Julia King Named to the George B. and Willma Reeves Endowed Chair in the Liberal Arts

Submitted by Gretchen Phillips on February 08, 2024 - 2:00 pm
February 08, 2024
By Gretchen Phillips

Julia King, professor of anthropology, was named to the George B. and Willma Reeves Endowed Chair in the Liberal Arts in recognition of her numerous accomplishments as a full-time professor at St. Mary’s College of Maryland. King’s term took effect at the start of the spring 2024 semester and runs through May 31, 2026. 

Established in 1997, the  Reeves Endowed Chair in the Liberal Arts recognizes “a distinguished scholar with broad expertise …  an eminent scholar and gifted teacher who provides academic leadership.” 

“The Reeves Endowed Chair is an important part of an array of fellowships because it supports our commitment to the humanities, " said Katie Gantz, vice president for academic affairs and dean of faculty. 

King has 30 years of experience studying, writing and teaching about historical archaeology and Chesapeake history and culture. She began at St. Mary’s College as an associate professor in 2006 and received tenure in 2007. Her current research focus includes Indigenous history and colonialism in the Chesapeake region.

When she learned of her appointment, King said she was really surprised to have been chosen. “The Reeves Chair is a wonderful affirmation of the interdisciplinary work my students and I have been doing and that is really very meaningful to me, “ King said. “On a personal note, it really is an honor to serve in the Reeves Chair position because of the Reeves’ connection to St. Mary's County and Southern Maryland; the Reeves are well known for making the county a better place.”

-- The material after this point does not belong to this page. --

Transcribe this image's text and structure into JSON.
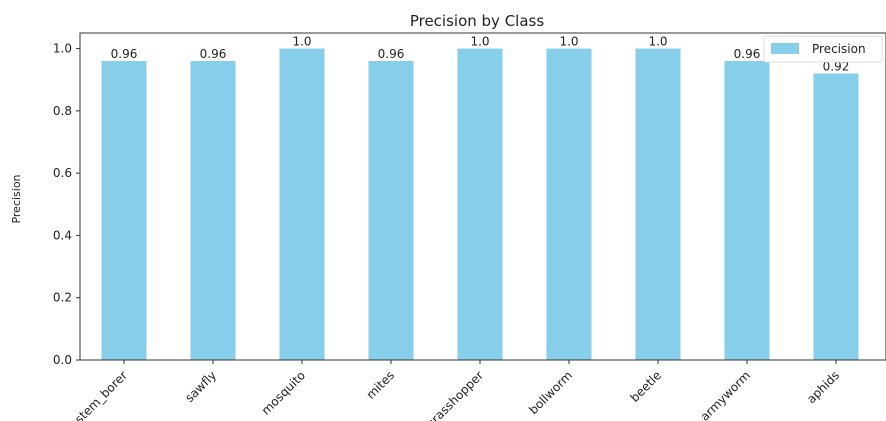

King has held several leadership positions at St. Mary’s College including coordinator of the College's SlackWater Project; acting coordinator of the museum studies program; and chair of the department of anthropology and the recently combined departments of anthropology and sociology.

Her research is widely published and her book, “Archaeology, Narrative, and the Politics of the Past: The View from Southern Maryland,” received an Award of Merit from the American Association of State and Local History. 

King has also won numerous accolades including the J.C. Harrington Award from the Society for Historical Archaeology to recognize a lifetime of scholarly achievement. From 2003 until 2011, King served as an expert member on the Advisory Council on Historic Preservation, a federal agency that advises the president and Congress on matters of national historic preservation policy.

Of all her achievements, King readily points to her work with students and work to dissolve distrust between Indigenous communities and anthropologists in Maryland and Virginia, as her most important. The two often intertwine as she directly involves students in her archaeology work.

Francis Gray, Piscataway Conoy tribal chair wrote of King, “I can attest to the fact that Dr. Julie King has been, for many years, an instrumental force in substantiating our unwritten cultural history due to her tireless archaeological work throughout our tribal homelands.” 

Elizabeth Charlebois, professor of English, explained in her nomination letter that King is “the real deal,” and that her work as teacher and scholar aligns with the mission and identity of the National Public Honors College. 

“The life-changing work that she does with our students affords them the opportunity to do truly extraordinary primary research that is embedded in our history and our landscape, " Charlebois said, adding that King has exemplified the College's Learning through Experiential and Applied Discovery (LEAD) initiative since its inception in 2018. 

In a letter of support for her former professor, Caitlin Hall ’22 wrote, “Dr. King’s pedagogy expanded my understanding of the interconnectedness of the past with the present and taught me how to critically view the landscape around me through field trips that demonstrated real-life applications to what we were learning in class.”

Charlebois said that while King’s discipline is anthropology with a specialization in archaeology, her research and teaching straddle the humanities, the social sciences and the hard sciences and that her teaching is interdisciplinary. 

The Reeves Chair is supported by an annual research stipend. King will be charged with delivering an annual campus lecture highlighting her scholarship within the humanities.